After that work, I add a layer of 50% gray and using a soft brush, white, at 7% paint in some highlights and lightened areas. Face a little, jacket, black dress, highlights on boots and a few areas of bricks. To make some of the lighter areas darker, I paint on that layer with black at 7%. It is very important to just add it a little at a time… building to what you want instead of just banging it out.
Using a layer mask that is only applied to the lightest pixels, I open the highs up a slight bit. I use Tony Kuypers masks for doing this. You can see how gentle the curve adjustment is. I made a composite layer above the others to do this work on.
A slight curve adjustment added to only the brightest levels of pixes makes a huge difference in the normally flat digital image.
Here is the image with all of the adjustment layers added turned off:
You can see that the three layers for light, dark and midtone are off. The image looks fine, but it can look better.

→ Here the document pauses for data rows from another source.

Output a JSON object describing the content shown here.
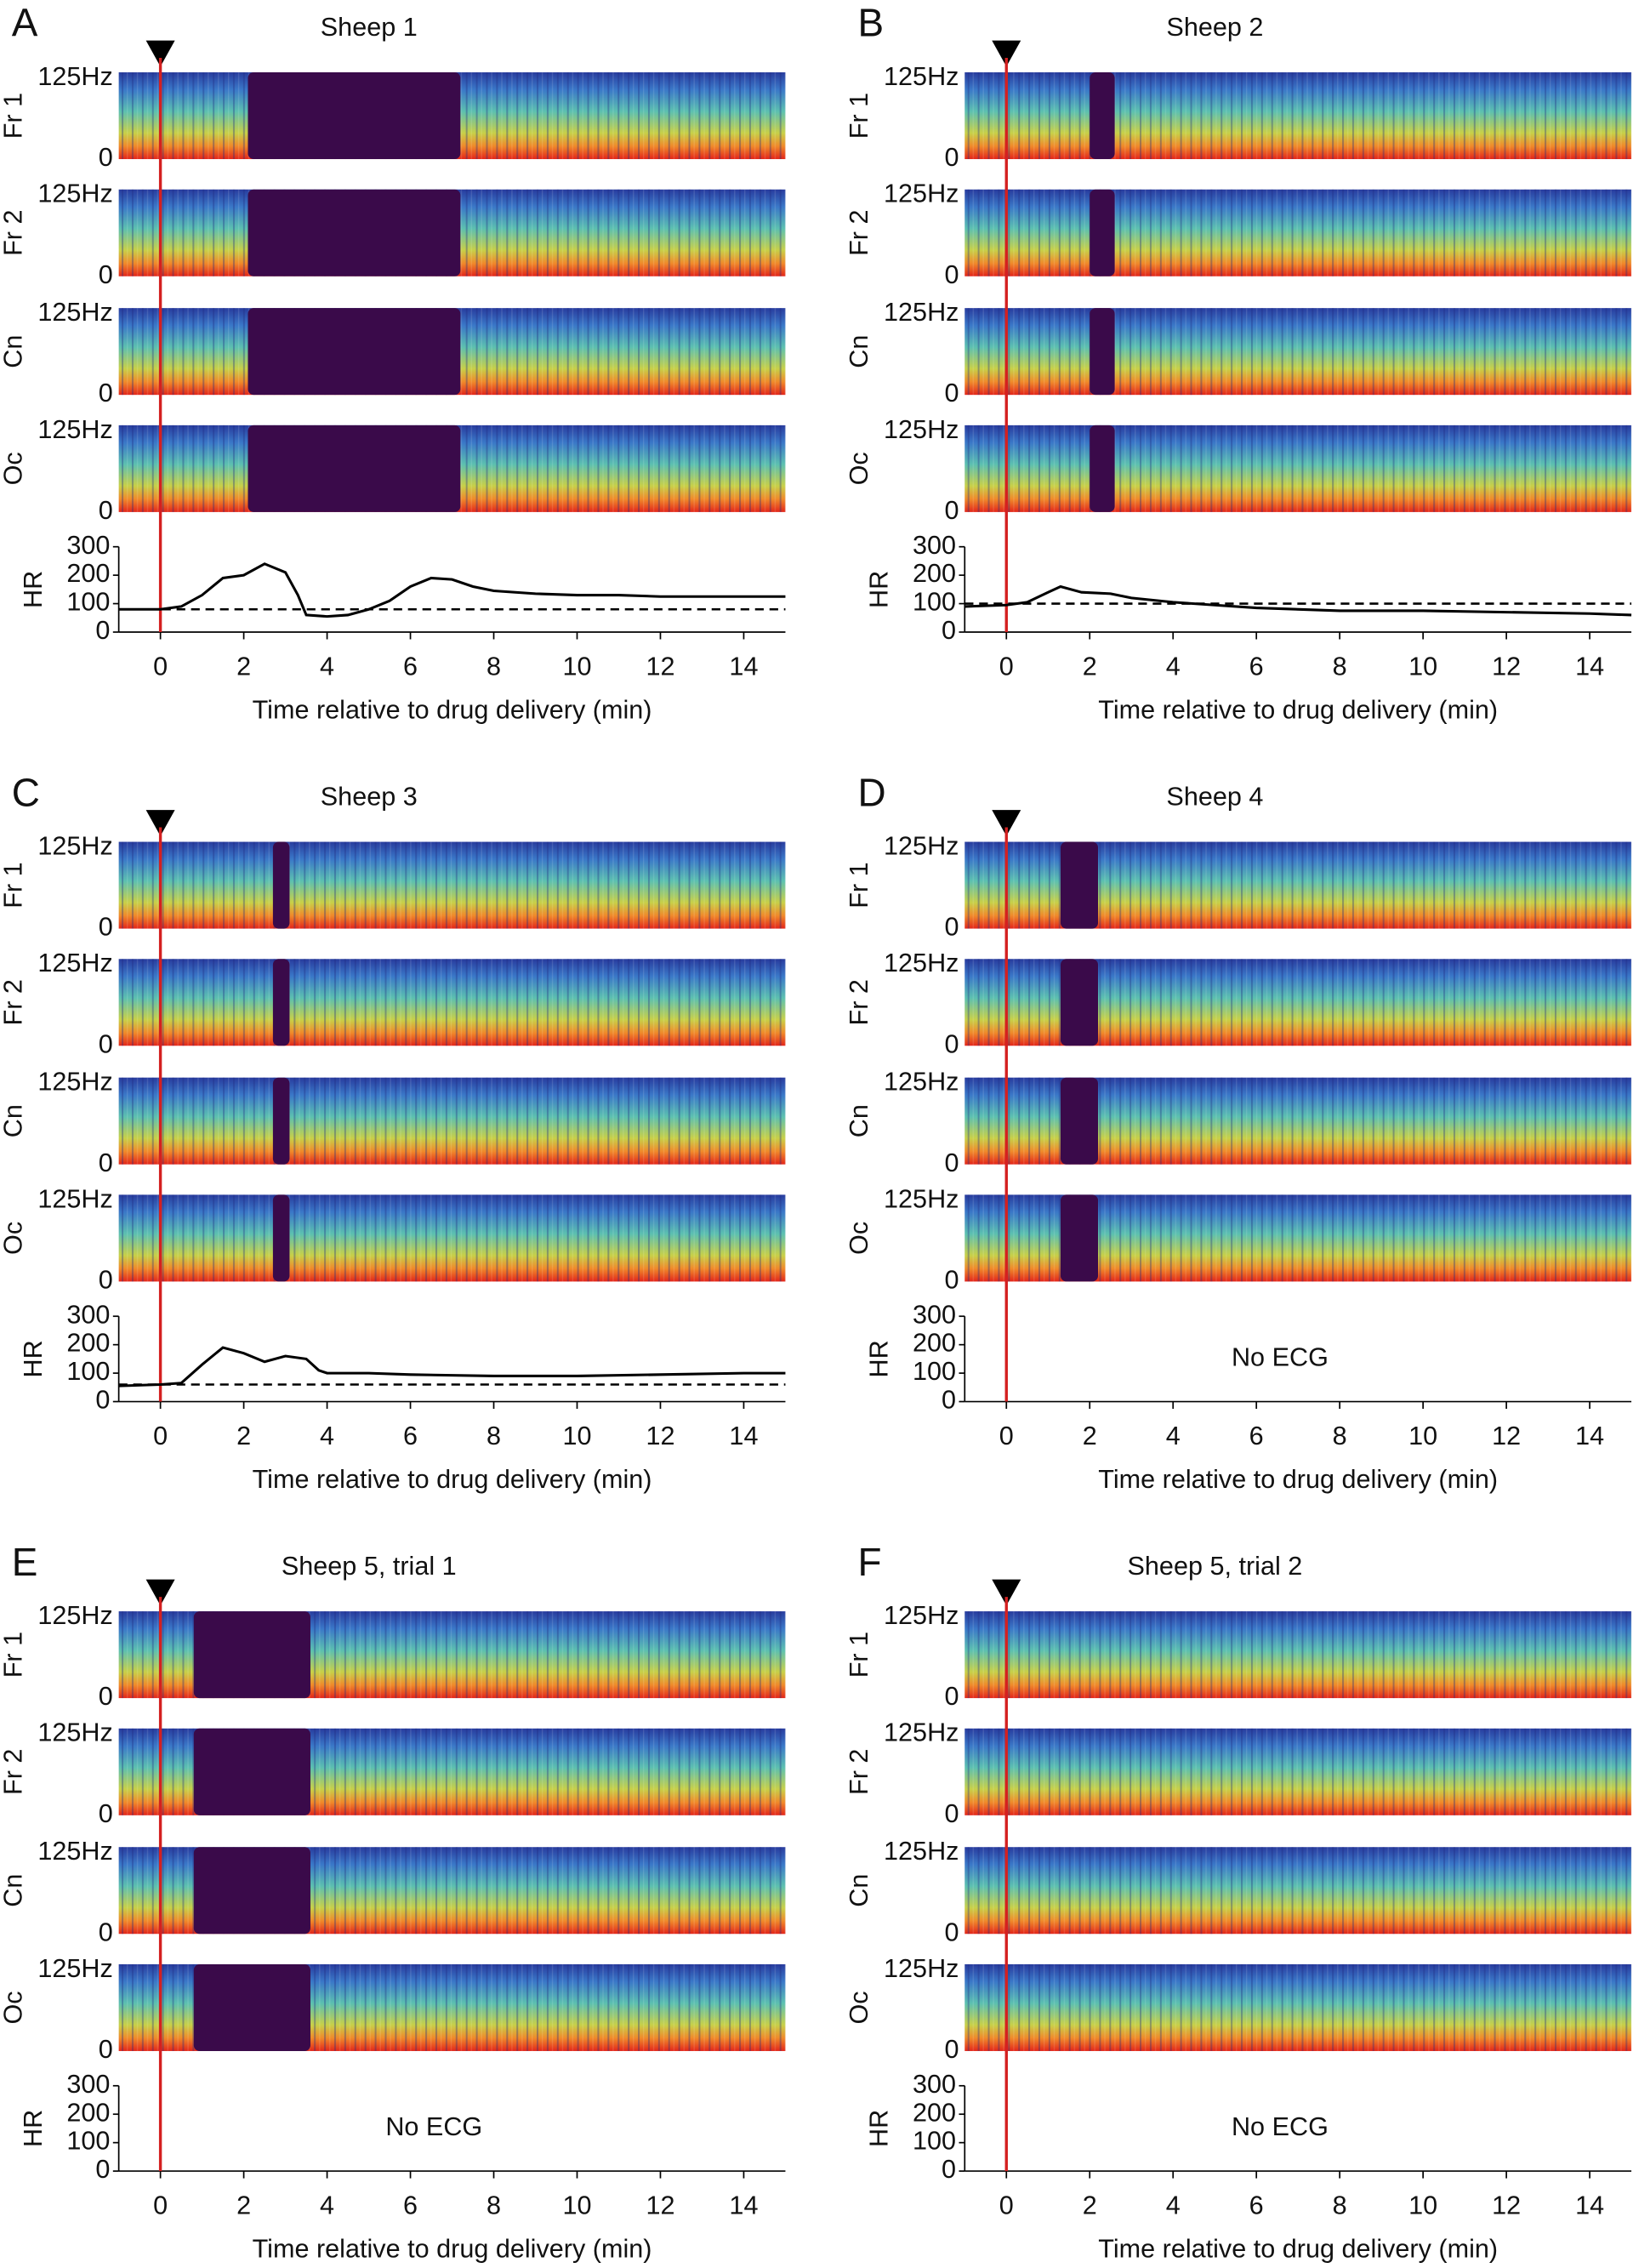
{
  "chart_data": [
    {
      "type": "line",
      "panel": "A",
      "title": "Sheep 1",
      "channels": [
        "Fr 1",
        "Fr 2",
        "Cn",
        "Oc"
      ],
      "freq_ticks": [
        {
          "value": 125,
          "label": "125Hz"
        },
        0
      ],
      "ylabel": "HR",
      "ylim": [
        0,
        300
      ],
      "yticks": [
        0,
        100,
        200,
        300
      ],
      "xlim": [
        -1,
        15
      ],
      "xticks": [
        0,
        2,
        4,
        6,
        8,
        10,
        12,
        14
      ],
      "xlabel": "Time relative to drug delivery (min)",
      "x": [
        -1,
        0,
        0.5,
        1,
        1.5,
        2,
        2.5,
        3,
        3.3,
        3.5,
        4,
        4.5,
        5,
        5.5,
        6,
        6.5,
        7,
        7.5,
        8,
        9,
        10,
        11,
        12,
        13,
        14,
        15
      ],
      "values": [
        80,
        80,
        90,
        130,
        190,
        200,
        240,
        210,
        130,
        60,
        55,
        60,
        80,
        110,
        160,
        190,
        185,
        160,
        145,
        135,
        130,
        130,
        125,
        125,
        125,
        125
      ],
      "baseline": 80,
      "color": "#000000"
    },
    {
      "type": "line",
      "panel": "B",
      "title": "Sheep 2",
      "channels": [
        "Fr 1",
        "Fr 2",
        "Cn",
        "Oc"
      ],
      "freq_ticks": [
        {
          "value": 125,
          "label": "125Hz"
        },
        0
      ],
      "ylabel": "HR",
      "ylim": [
        0,
        300
      ],
      "yticks": [
        0,
        100,
        200,
        300
      ],
      "xlim": [
        -1,
        15
      ],
      "xticks": [
        0,
        2,
        4,
        6,
        8,
        10,
        12,
        14
      ],
      "xlabel": "Time relative to drug delivery (min)",
      "x": [
        -1,
        0,
        0.5,
        1,
        1.3,
        1.8,
        2.5,
        3,
        4,
        5,
        6,
        8,
        10,
        12,
        14,
        15
      ],
      "values": [
        90,
        95,
        105,
        140,
        160,
        140,
        135,
        120,
        105,
        95,
        85,
        75,
        75,
        70,
        65,
        60
      ],
      "baseline": 100,
      "color": "#000000"
    },
    {
      "type": "line",
      "panel": "C",
      "title": "Sheep 3",
      "channels": [
        "Fr 1",
        "Fr 2",
        "Cn",
        "Oc"
      ],
      "freq_ticks": [
        {
          "value": 125,
          "label": "125Hz"
        },
        0
      ],
      "ylabel": "HR",
      "ylim": [
        0,
        300
      ],
      "yticks": [
        0,
        100,
        200,
        300
      ],
      "xlim": [
        -1,
        15
      ],
      "xticks": [
        0,
        2,
        4,
        6,
        8,
        10,
        12,
        14
      ],
      "xlabel": "Time relative to drug delivery (min)",
      "x": [
        -1,
        0,
        0.5,
        1,
        1.5,
        2,
        2.5,
        3,
        3.5,
        3.8,
        4,
        5,
        6,
        8,
        10,
        12,
        14,
        15
      ],
      "values": [
        55,
        60,
        65,
        130,
        190,
        170,
        140,
        160,
        150,
        110,
        100,
        100,
        95,
        90,
        90,
        95,
        100,
        100
      ],
      "baseline": 60,
      "color": "#000000"
    },
    {
      "type": "line",
      "panel": "D",
      "title": "Sheep 4",
      "channels": [
        "Fr 1",
        "Fr 2",
        "Cn",
        "Oc"
      ],
      "freq_ticks": [
        {
          "value": 125,
          "label": "125Hz"
        },
        0
      ],
      "ylabel": "HR",
      "ylim": [
        0,
        300
      ],
      "yticks": [
        0,
        100,
        200,
        300
      ],
      "xlim": [
        -1,
        15
      ],
      "xticks": [
        0,
        2,
        4,
        6,
        8,
        10,
        12,
        14
      ],
      "xlabel": "Time relative to drug delivery (min)",
      "note": "No ECG"
    },
    {
      "type": "line",
      "panel": "E",
      "title": "Sheep 5, trial 1",
      "channels": [
        "Fr 1",
        "Fr 2",
        "Cn",
        "Oc"
      ],
      "freq_ticks": [
        {
          "value": 125,
          "label": "125Hz"
        },
        0
      ],
      "ylabel": "HR",
      "ylim": [
        0,
        300
      ],
      "yticks": [
        0,
        100,
        200,
        300
      ],
      "xlim": [
        -1,
        15
      ],
      "xticks": [
        0,
        2,
        4,
        6,
        8,
        10,
        12,
        14
      ],
      "xlabel": "Time relative to drug delivery (min)",
      "note": "No ECG"
    },
    {
      "type": "line",
      "panel": "F",
      "title": "Sheep 5, trial 2",
      "channels": [
        "Fr 1",
        "Fr 2",
        "Cn",
        "Oc"
      ],
      "freq_ticks": [
        {
          "value": 125,
          "label": "125Hz"
        },
        0
      ],
      "ylabel": "HR",
      "ylim": [
        0,
        300
      ],
      "yticks": [
        0,
        100,
        200,
        300
      ],
      "xlim": [
        -1,
        15
      ],
      "xticks": [
        0,
        2,
        4,
        6,
        8,
        10,
        12,
        14
      ],
      "xlabel": "Time relative to drug delivery (min)",
      "note": "No ECG"
    }
  ]
}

Here you can see how the image looks with the three layer masks turned on.
You can see the difference in the image with the three layers turned on.
Do a shot with a single hard light. Add some diffusion to get a softer edge, but keep the light very ‘poppy’ and bright. Try not to get too many shadows by keeping the light high and close to camera axis. You can place the images at my Lighting Essentials Group at Flickr here. We don’t have prizes yet, but we are working on something cool. Title it November LETS Assignment 1.
I hope you enjoy these. They are really going to be fun.